The most fun here comes with configuring your hardware. This is generally an issue with RAM, mice, Sound Cards, Communications and CD drives. Different games require different kinds of RAM,there are lots: Conventional, Expanded Memory, Extended Memory, EMS, XMS, HMA, UMA. Sound Cards are notoriously difficult with the system resources they require and the compatibility issues. DOS does not require or support mice or CD-ROMs out of the box, these require drivers to be loaded at bootup.
Finally, there are the items beyond the disks that came in the box. As the games were graphically limited and rather expensive, the publishers felt the need to supplement their software disks with documentation that would attract the eye and interest the player. Infocom games came with a variety of "feelies", items included that were not wholly required to play the game but made the total package a much more immersive experience. Later games such as Loom came with a cassette with an audio drama relating the back-story of the game. A manual need not simply be printed sheets of paper. Leisure Suit Larry III's manual took the form of a magazine. Copy protection was also inventive. Wing Commander's copy protection asked questions that required the player to consult with enclosed blueprints of the various ships used in the game. Maps were sometimes included which made the game difficult to play or get started without.

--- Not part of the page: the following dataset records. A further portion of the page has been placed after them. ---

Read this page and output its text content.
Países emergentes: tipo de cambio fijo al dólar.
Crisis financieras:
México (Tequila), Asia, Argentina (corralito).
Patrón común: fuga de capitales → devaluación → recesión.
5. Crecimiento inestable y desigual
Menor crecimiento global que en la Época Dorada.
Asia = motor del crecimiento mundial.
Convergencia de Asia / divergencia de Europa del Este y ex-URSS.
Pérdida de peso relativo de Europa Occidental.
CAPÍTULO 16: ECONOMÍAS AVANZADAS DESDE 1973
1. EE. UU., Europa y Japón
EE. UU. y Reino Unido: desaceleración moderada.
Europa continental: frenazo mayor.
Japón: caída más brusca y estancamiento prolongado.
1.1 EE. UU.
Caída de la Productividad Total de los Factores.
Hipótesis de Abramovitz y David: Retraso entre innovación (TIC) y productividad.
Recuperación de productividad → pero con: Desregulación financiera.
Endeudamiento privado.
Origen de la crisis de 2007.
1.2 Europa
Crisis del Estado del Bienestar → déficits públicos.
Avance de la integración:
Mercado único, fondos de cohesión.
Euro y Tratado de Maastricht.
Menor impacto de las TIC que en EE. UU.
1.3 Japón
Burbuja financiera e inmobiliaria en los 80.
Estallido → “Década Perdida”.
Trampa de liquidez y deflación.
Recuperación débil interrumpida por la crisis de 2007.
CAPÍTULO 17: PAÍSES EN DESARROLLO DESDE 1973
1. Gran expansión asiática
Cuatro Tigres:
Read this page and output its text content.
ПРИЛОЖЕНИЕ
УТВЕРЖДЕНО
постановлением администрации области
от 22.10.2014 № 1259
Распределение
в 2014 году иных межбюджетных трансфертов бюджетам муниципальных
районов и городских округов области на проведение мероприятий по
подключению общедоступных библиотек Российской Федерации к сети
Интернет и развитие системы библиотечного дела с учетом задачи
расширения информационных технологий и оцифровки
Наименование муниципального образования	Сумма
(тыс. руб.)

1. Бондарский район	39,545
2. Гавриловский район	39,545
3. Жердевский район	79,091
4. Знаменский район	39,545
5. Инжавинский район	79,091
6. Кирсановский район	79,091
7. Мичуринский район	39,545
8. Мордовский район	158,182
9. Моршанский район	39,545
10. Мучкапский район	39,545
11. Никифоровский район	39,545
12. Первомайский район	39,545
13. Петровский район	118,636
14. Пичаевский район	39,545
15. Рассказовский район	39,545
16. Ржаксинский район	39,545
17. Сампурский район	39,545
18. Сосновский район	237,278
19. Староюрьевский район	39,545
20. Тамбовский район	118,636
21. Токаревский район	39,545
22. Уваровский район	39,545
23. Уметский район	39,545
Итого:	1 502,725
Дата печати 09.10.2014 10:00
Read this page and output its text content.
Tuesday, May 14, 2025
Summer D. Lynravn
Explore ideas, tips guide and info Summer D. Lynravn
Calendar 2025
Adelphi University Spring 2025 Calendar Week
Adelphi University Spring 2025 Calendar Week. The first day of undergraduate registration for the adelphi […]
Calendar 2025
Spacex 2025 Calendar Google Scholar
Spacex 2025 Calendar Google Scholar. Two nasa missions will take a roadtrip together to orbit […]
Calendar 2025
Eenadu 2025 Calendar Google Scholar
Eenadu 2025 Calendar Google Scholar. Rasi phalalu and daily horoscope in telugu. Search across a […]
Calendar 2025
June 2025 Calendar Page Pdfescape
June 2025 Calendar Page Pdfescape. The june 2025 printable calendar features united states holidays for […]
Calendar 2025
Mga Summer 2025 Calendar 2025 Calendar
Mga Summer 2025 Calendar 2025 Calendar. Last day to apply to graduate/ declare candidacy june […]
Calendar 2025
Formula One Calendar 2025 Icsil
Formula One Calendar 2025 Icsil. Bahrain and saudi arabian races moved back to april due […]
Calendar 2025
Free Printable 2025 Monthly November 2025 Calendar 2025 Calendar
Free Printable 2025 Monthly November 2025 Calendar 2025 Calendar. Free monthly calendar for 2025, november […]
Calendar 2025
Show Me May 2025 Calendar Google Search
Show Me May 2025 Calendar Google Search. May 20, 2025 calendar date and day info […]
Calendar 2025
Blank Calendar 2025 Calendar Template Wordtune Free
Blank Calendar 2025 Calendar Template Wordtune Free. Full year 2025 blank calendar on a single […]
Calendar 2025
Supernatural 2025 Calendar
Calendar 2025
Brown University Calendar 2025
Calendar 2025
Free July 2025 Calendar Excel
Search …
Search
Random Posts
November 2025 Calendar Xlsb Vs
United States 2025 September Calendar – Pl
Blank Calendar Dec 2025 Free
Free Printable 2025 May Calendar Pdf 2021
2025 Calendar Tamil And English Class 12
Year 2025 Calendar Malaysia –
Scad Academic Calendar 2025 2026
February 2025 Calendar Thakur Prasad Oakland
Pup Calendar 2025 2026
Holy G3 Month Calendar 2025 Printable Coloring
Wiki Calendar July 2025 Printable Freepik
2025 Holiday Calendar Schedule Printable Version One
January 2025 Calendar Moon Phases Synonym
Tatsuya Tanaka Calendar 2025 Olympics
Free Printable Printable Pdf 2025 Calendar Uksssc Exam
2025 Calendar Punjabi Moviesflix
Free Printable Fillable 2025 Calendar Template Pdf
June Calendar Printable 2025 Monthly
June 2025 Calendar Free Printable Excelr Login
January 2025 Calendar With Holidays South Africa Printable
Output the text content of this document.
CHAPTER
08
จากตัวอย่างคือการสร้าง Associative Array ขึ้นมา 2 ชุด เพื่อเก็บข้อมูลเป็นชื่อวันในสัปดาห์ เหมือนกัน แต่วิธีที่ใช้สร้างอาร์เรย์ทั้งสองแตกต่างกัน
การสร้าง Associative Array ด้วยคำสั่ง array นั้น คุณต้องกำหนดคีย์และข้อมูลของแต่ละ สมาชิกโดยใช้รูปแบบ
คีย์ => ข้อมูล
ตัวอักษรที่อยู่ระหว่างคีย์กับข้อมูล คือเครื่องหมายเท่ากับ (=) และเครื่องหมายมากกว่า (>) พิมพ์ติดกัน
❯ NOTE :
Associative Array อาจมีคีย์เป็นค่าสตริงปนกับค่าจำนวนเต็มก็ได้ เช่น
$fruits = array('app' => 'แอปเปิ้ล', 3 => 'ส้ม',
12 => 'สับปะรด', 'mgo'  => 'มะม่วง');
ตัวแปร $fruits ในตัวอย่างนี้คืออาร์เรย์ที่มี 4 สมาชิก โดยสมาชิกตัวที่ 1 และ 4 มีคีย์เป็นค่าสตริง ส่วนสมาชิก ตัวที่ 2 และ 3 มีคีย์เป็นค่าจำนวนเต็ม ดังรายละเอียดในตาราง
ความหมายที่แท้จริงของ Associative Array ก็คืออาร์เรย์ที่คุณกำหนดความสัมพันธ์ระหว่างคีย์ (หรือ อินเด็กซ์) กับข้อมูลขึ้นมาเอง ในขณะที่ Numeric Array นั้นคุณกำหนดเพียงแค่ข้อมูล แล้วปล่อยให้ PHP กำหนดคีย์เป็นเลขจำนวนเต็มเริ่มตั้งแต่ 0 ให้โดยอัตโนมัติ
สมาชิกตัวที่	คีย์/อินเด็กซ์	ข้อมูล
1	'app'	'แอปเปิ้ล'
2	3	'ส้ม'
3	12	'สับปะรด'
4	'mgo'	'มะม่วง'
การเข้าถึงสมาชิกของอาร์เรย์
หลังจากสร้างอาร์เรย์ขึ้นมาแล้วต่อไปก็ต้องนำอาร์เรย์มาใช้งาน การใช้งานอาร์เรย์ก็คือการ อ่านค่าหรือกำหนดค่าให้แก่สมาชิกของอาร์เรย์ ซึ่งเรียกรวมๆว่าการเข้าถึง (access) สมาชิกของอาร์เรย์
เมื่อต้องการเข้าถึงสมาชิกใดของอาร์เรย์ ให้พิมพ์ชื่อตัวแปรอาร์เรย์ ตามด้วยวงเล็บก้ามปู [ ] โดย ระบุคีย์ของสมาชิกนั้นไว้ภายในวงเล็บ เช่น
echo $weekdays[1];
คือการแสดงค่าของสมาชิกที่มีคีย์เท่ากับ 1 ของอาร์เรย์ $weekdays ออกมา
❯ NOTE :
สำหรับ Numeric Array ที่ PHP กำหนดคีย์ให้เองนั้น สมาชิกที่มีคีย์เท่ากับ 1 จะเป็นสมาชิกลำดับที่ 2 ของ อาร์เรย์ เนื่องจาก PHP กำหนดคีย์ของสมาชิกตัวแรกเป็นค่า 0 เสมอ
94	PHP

So why bother at all if it takes all this work just to get a retro-old game running? While there is work involved, its not as if you are trying to get a PDP-10 working by entering a punch card or papertape. Things can be simplified for the hardware-impaired using the DOSBox emulator. DOSBox obviates the need to partition and format a hard drive, install DOS, add and remove hardware cards or struggle with slowdown utilities. Even so, DOS gaming is a challenge and with some application there is a lot of fun to be had. DOS gaming requires more brain power than inserting in a cartridge in a Genesis or booting a floppy disk like an Apple II. There is magic in these programs, but as in fantasy not just any ham-fisted apprentice can harness it.